El primer coche es entonces una anécdota inolvidable tanto para el que lo recibe, como el que lo da, si es el caso.  33 años más tarde repito la experiencia, ahora siendo padre. Le he colaborado a mi hijo con un préstamo para comprar su primer coche. He disfrutado cada segundo su perpleji­dad, su emoción, su celebración y su gratitud. El morocho es un muchacho reservado, serio, observador, como su madre. Pero al ver que un nuevo camino se le abría, una luz encendía mirada. No contenía su sonrisa nervio­sa, dejando deslizar sus más íntimos secretos (cruzaré América) ¡como quien canta en la ducha!… No dejaba de expresar con ojos gachos, abrazo sincero y voz determinada, el inmenso orgullo de su primer gesto de independencia. Pero esta bonita histo­ria no sucedió en Venezuela, por lo que al día siguiente no fue a mostrarle «la fiera» a sus abuelos y sacarlos a pasear; a su mejor amigo en Caracas o a sus primos para aventurar en el Ávila, la playa o a la Gran Sabana. Esta “primera y única vez en la vida” cómo lo es el primer coche, le tocó vivirla en la diáspora con otros amigos, con otro destino, ¡con otra temperatura!

 

 

 

No espero que mi hijo me agradezca su primer coche. Sólo quiero que comien­ce a rodar por el mundo con mucho jui­cio y con Venezuela presente. Sólo es­pe­ro que mantenga el mismo espíri­tu de compromiso, de aspirar, hacer y alcanzar que hasta hoy albergo gracias a mamá y papá.

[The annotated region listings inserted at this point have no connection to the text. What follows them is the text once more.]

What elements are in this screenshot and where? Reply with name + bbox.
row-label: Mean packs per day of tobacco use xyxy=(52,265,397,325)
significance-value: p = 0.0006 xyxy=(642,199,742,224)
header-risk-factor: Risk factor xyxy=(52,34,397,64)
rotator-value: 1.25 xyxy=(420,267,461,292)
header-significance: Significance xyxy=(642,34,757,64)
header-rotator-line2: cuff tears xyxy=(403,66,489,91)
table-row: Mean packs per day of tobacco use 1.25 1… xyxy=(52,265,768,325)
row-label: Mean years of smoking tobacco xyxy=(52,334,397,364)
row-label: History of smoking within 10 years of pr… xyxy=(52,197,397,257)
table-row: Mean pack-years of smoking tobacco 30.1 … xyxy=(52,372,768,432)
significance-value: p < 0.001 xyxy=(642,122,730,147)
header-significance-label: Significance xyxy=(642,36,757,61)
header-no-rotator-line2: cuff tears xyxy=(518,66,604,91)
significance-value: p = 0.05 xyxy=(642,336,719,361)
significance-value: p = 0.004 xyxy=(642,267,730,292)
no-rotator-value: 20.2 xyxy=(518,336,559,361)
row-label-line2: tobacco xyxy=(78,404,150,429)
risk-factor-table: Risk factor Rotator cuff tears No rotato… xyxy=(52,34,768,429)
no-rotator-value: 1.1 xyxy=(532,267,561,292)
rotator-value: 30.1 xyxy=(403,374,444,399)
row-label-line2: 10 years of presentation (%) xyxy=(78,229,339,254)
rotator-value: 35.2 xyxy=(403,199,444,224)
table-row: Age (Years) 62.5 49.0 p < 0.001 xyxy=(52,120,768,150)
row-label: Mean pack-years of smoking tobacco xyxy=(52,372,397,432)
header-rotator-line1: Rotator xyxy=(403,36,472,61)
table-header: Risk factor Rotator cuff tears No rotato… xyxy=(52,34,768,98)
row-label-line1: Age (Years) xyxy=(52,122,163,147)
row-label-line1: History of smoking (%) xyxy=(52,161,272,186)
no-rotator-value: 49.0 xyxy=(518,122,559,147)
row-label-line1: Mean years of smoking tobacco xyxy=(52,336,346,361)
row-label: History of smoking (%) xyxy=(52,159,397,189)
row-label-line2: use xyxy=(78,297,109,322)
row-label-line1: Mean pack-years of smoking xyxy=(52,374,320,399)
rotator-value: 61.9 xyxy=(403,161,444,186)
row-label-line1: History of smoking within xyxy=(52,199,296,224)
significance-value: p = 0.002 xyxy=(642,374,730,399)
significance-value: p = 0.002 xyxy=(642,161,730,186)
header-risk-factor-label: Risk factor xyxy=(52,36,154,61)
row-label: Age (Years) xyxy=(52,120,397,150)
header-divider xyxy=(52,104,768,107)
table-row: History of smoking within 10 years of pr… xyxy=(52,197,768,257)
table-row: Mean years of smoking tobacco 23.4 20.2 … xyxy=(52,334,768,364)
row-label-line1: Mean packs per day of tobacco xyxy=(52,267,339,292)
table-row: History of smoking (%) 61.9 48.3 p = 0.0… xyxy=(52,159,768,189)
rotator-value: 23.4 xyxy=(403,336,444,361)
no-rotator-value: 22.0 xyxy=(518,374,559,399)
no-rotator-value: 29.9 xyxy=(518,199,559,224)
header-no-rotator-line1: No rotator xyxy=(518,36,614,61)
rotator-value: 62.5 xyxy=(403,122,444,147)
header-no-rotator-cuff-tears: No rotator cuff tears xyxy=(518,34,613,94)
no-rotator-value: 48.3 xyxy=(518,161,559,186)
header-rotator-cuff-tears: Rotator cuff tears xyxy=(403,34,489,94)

Pido a Dios que llegue a salvo a todos los sitios, tanto hermosos como lejanos, y que haga carreteras cruzando Améri­ca hasta lle­gar a su casa, en Caracas. En los aba­tes del tiempo jamás pensé que recor­da­ría mi primer coche desde tierras gélidas. Ojalá le toque a mi hijo recor­dar el suyo al revés: el que compró fue­ra de casa y lo trajo de vuelta. Disfrútalo hijo. Ya os tocará colaborarle al tuyo, a tu hijo… ¡en Venezuela!